Les propongo pensar, como final abierto, si es una fantasía o una realidad volver con vida. Les propongo a la fantasía incorporarle sensaciones, por ejemplo, asumamos que es placentero cualquier olor, cualquier palabra, cualquier control del cuerpo, sentir que alguien o algo descarga su odio dentro de tu boca, controla tu cuerpo, descarga en tus tetas, en tu culo, en tu espalda, en lo que quiere. Te propongo pensar en esa fantasía, en que te aprieten la cabeza, la controlen y te obliguen entonces a sentir en la garganta cualquier sabor, a tolerar en la nariz cualquier olor. Y no te lo proponen, te obligan a realizar sus fantasías y con ellos, su dominación, donde el único guión es cumplir sus perversos deseos. En esa fantasía, el orto es la pirámide de su control. Ahí se mide su fuerza, su dominio, su carácter, su personalidad. Lo que se descarga, en el orto, mi orto, confirmará su fantasía. Entonces al bajar de ese coche, ese orto se convierte en cuerpo despreciado, usado. Él descargó. Lo usó como un pedazo de carne, lo masticó y lo escupió.
La General Paz
Empecé a laburar en Mataderos. Descubrí que había parada de chicas en la General Paz. En ese momento la policía ya no nos podía llevar presas a la comisaría, nos labraban actas contravencionales y nos llevaban al Pasaje Carabelas, por 9 de Julio, a una fiscalía donde nos tenían varias horas. La avenida no era como ahora: era solamente una mano de cada lado y no había colectora. Las maricas se paraban arriba, en el terraplén de tierra donde está el pasto. Yo tenía dieciocho, diecinueve años. Lo primero que hice con la plata fue ir a la Iglesia de San Pantaleón porque sabía que ahí podía contratar albañiles para hacer mi casa. También me compraba todas las pavadas que podía: ropa, cds. Lo primero que me conseguí fue una estufa de kerosene. Pero cada vez que volvía a mi casa, las cosas no estaban, porque me las vendían. Entonces, al final, no tenía nada. En el fondo, una tía de mi mamá había empezado a construir y había quedado el esqueleto de esa casa. Se me ocurrió que podía terminar de edificar. Me paraba de las siete de la tarde hasta las seis, siete de la mañana a laburar y peso que hacía era peso que guardaba para hacer el piso, la pared, revocar. Y mientras los albañiles hacían una parte, yo dormía en un elástico de cama en otra parte donde todavía había piso de tierra. Y así todos los días hasta que logré hacerme lo que hoy es mi casa.
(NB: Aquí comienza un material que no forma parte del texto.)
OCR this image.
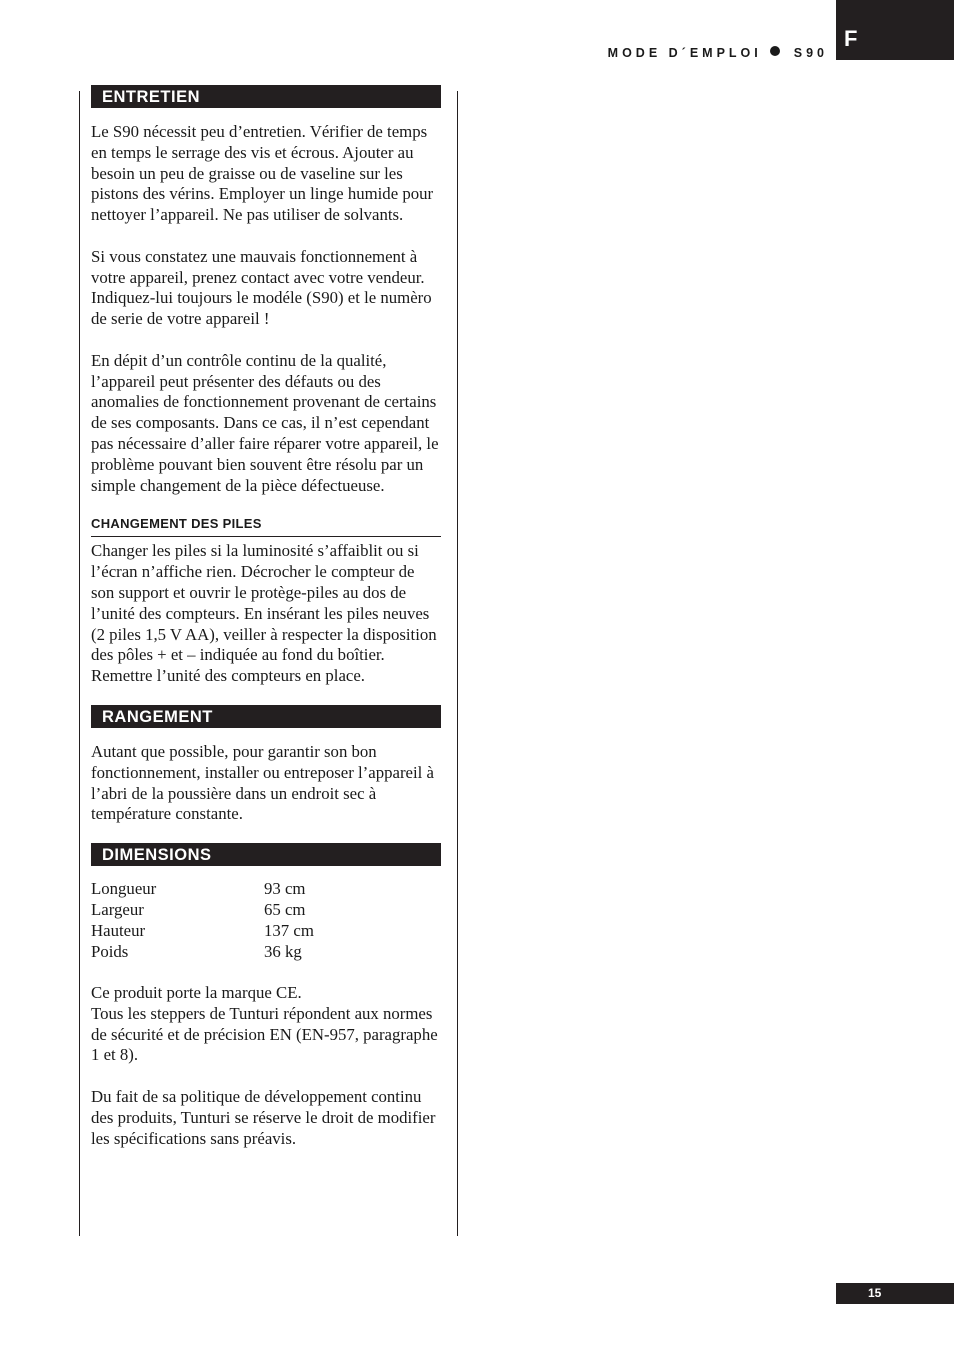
MODE D´EMPLOI	S90
F
ENTRETIEN

Le S90 nécessit peu d’entretien. Vérifier de temps en temps le serrage des vis et écrous. Ajouter au besoin un peu de graisse ou de vaseline sur les pistons des vérins. Employer un linge humide pour nettoyer l’appareil. Ne pas utiliser de solvants.

Si vous constatez une mauvais fonctionnement à votre appareil, prenez contact avec votre vendeur. Indiquez-lui toujours le modéle (S90) et le numèro de serie de votre appareil !

En dépit d’un contrôle continu de la qualité, l’appareil peut présenter des défauts ou des anomalies de fonctionnement provenant de certains de ses composants. Dans ce cas, il n’est cependant pas nécessaire d’aller faire réparer votre appareil, le problème pouvant bien souvent être résolu par un simple changement de la pièce défectueuse.

CHANGEMENT DES PILES

Changer les piles si la luminosité s’affaiblit ou si l’écran n’affiche rien. Décrocher le compteur de son support et ouvrir le protège-piles au dos de l’unité des compteurs. En insérant les piles neuves (2 piles 1,5 V AA), veiller à respecter la disposition des pôles + et – indiquée au fond du boîtier. Remettre l’unité des compteurs en place.

RANGEMENT

Autant que possible, pour garantir son bon fonctionnement, installer ou entreposer l’appareil à l’abri de la poussière dans un endroit sec à température constante.

DIMENSIONS
Longueur	93 cm
Largeur	65 cm
Hauteur	137 cm
Poids	36 kg

Ce produit porte la marque CE.

Tous les steppers de Tunturi répondent aux normes de sécurité et de précision EN (EN-957, paragraphe 1 et 8).

Du fait de sa politique de développement continu des produits, Tunturi se réserve le droit de modifier les spécifications sans préavis.

15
Cada tanto venía mi abuela, pero yo no le hablaba. Una vez llegó, me vio en el patio depilándome con cera, en tetas y se puso a llorar. Eran tetitas, yo estaba empezando a hormonizarme. Había empezado a tomar hormonas que conseguía a través de las chicas, pero no estaba todo el tiempo vestida de mujer. En mi rebeldía, mandé a mi abuela a cagar, aunque con el tiempo empezó a ayudarme. Me regaló una tele, las cerámicas para el piso. Con el tiempo pude comprender el gran amor que me tenía y cuánto le dolía ver en mí a todas esas travas que había visto morir durante décadas.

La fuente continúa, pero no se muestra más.